我们利用刚才编写的函数，把数据读进来，找到想要的年份和年龄后，计算一些常用的变量：

Death.Data <-  Read.HMD("C:\\Users\\lenovo\\Desktop\\lt\\leecarter\\Lee-Carter Application\\HMD_UK_Deaths_2013.txt")
Exposure.Data = Read.HMD("C:\\Users\\lenovo\\Desktop\\lt\\leecarter\\Lee-Carter Application\\HMD_UK_Exposures_2013.txt")
# 年龄和年份，一个是所有年龄，一个是目标年龄
Age <-  Death.Data$Age
Year <-  Death.Data$Year
AGE <-  50:90
YEAR <-  1961:2013
# 1961-2013年，英国50-90岁男性
Dth <-  Death.Data$Male.Matrix[(49 < Age) & (Age < 91),
(1960 < Year) & (Year < 2014)]
Exp <-  Exposure.Data$Male.Matrix[(49 < Age) & (Age < 91),
(1960 < Year) & (Year < 2014)]
# Obs是中心死亡率取对数
Obs <-  log(Dth/Exp)
# 取得死亡率矩阵的维度
n.x <-  nrow(Dth)
n.y <-  ncol(Dth)

2. 使用时间序列方法做Lee-Carter模型的预测

2.1 参数估计

Lee-Carter模型同时对年龄和时间这两个影响死亡率的因素进行建模，相关假设如下：

$$\log \left(\mu_{x+1 / 2, y+1 / 2}\right)=\alpha_x+\beta_x \kappa_y, x=x_1, \ldots, x_{n_x}, y=y_1, \ldots, y_{n_y}$$

这里， $x$表示的是不同的年龄， $y$表示的是不同的年份。想要预测未来年份的死亡率，只需要预测 $\kappa_y$即可，因为 $\alpha_x$和 $\beta_x$只跟年龄有关，跟年份无关。

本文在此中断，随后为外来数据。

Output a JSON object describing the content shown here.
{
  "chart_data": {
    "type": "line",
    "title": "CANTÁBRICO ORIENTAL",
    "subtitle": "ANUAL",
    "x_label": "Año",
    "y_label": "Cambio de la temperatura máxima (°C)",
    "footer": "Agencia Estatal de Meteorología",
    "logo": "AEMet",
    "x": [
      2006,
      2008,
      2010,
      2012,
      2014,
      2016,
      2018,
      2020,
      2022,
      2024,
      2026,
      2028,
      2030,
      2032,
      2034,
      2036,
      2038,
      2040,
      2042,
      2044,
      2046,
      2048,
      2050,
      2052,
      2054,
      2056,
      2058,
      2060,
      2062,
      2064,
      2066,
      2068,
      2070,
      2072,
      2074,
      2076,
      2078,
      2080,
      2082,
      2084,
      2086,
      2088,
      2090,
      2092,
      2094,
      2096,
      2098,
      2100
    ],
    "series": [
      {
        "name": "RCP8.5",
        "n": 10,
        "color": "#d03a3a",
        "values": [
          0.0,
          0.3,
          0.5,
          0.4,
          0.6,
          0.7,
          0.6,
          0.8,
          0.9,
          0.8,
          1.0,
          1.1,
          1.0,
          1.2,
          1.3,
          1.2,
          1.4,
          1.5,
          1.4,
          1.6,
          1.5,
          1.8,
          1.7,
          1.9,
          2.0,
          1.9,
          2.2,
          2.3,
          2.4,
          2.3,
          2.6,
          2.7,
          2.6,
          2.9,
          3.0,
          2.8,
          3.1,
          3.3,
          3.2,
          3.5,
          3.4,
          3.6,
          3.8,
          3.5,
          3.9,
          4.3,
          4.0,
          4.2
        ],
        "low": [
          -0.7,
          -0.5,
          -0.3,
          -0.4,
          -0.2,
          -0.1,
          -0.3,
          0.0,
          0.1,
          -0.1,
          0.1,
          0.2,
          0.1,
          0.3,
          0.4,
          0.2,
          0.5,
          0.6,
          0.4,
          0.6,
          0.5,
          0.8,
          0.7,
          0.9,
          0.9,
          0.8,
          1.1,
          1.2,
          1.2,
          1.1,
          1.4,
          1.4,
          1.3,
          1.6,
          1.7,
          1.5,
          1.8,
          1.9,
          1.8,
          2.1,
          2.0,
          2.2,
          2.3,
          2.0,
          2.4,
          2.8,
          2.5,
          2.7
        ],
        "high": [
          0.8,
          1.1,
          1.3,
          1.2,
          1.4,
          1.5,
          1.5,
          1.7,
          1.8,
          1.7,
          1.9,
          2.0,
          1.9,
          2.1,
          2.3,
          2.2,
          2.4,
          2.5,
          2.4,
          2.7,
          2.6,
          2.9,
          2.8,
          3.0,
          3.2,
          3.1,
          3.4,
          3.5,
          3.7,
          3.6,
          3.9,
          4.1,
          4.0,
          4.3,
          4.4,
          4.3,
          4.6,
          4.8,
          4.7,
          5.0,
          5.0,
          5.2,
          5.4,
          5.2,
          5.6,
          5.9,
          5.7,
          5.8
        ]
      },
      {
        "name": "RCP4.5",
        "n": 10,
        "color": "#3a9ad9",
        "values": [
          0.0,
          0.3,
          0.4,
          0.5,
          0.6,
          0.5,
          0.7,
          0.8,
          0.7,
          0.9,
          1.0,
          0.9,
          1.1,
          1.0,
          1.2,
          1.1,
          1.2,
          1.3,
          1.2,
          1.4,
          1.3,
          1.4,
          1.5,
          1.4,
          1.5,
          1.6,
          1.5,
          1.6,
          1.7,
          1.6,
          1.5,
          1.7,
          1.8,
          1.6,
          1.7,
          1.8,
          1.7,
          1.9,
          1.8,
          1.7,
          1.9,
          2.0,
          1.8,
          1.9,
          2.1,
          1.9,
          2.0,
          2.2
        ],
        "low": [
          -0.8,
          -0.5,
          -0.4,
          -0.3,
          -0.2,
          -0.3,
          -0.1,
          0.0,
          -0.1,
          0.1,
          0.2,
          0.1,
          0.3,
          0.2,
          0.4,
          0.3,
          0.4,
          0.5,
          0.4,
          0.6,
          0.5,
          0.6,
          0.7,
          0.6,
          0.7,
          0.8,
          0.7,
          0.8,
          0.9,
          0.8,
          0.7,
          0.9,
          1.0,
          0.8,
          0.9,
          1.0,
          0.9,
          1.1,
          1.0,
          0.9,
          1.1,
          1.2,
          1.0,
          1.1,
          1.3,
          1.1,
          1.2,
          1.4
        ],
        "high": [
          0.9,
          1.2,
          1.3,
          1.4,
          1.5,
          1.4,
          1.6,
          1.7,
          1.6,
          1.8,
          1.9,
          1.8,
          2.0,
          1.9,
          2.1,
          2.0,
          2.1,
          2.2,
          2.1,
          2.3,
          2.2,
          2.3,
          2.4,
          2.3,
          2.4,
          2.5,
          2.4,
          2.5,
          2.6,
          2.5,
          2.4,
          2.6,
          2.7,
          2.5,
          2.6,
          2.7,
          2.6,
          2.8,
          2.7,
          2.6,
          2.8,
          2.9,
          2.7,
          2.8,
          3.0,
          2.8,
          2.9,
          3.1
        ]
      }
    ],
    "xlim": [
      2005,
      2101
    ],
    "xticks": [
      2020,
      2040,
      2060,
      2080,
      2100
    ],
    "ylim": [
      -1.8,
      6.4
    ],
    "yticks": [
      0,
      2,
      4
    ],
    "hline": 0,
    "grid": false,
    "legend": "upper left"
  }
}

不管怎么说，让我们先使用gnm()，用极大似然法拟合一个模型：

# 把年龄和年份重复很多遍，直到行数为nx*ny，方便做交叉项
Age.F <-  factor(rep(AGE, n.y))          
Year.F <-  factor(rep(YEAR, each = n.x)) 
Dth.V <-  c(Dth)   #  把矩阵压成一个向量
# 这种向量是另一种展示面板数据的方式，有点像Stata里面的方式
# 相同年份的聚成一堆，一个年份中按照年龄来排序
Exp.V <-  c(Exp)
# 最重要的函数是Mult，制作了交叉项
# 回归没有截距，通过年龄确定唯一的alpha，通过年龄和年份确定唯一的交叉项
# 使用泊松分布的典则连接，offset项是暴露数，加了log
LC.Male <-  gnm(Dth.V ~ -1 + Age.F + Mult(Age.F, Year.F),
                offset = log(Exp.V), family = poisson)

## Initialising
## Running start-up iterations..
## Running main iterations......
## Done

但是，上一面得出来的参数并不满足Lee和Carter原文中的约束：

$$\sum \beta_x=1 ; \sum \kappa_y=0$$

所以，在这里需要对这些参数做一下变换：

$$\begin{aligned} \hat{\boldsymbol{\alpha}} & =\hat{\boldsymbol{\alpha}}_R+\bar{\kappa}_R \hat{\boldsymbol{\beta}}_R \\ \hat{\boldsymbol{\kappa}} & =n_x \bar{\beta}_R\left(\hat{\boldsymbol{\kappa}}_R-\bar{\kappa}_R \mathbf{1}_{n_y}\right) \\ \hat{\boldsymbol{\beta}} & =\hat{\boldsymbol{\beta}}_R /\left(n_x \bar{\beta}_R\right)\end{aligned}$$

# 得到参数
Alpha.gnm <-  LC.Male$coef[1:n.x]
Beta.gnm <-  LC.Male$coef[(n.x+1):(2*n.x)]
Kappa.gnm <-  LC.Male$coef[(2*n.x+1):(2*n.x+n.y)]
# 首先求一下均值
Kappa.m <-  mean(Kappa.gnm)
Beta.m <-  mean(Beta.gnm)
# 进行转换
Alpha.hat <-  Alpha.gnm + Kappa.m*Beta.gnm
Beta.hat <-  Beta.gnm/(n.x * Beta.m)
# kappa中的那个示性函数只是为了把均值（1*1）转成一个向量
Kappa.hat <-  n.x * Beta.m*(Kappa.gnm - Kappa.m)
# 得到最后的预测值
Fitted.M.hat <-  Alpha.hat + Beta.hat %*% t(Kappa.hat)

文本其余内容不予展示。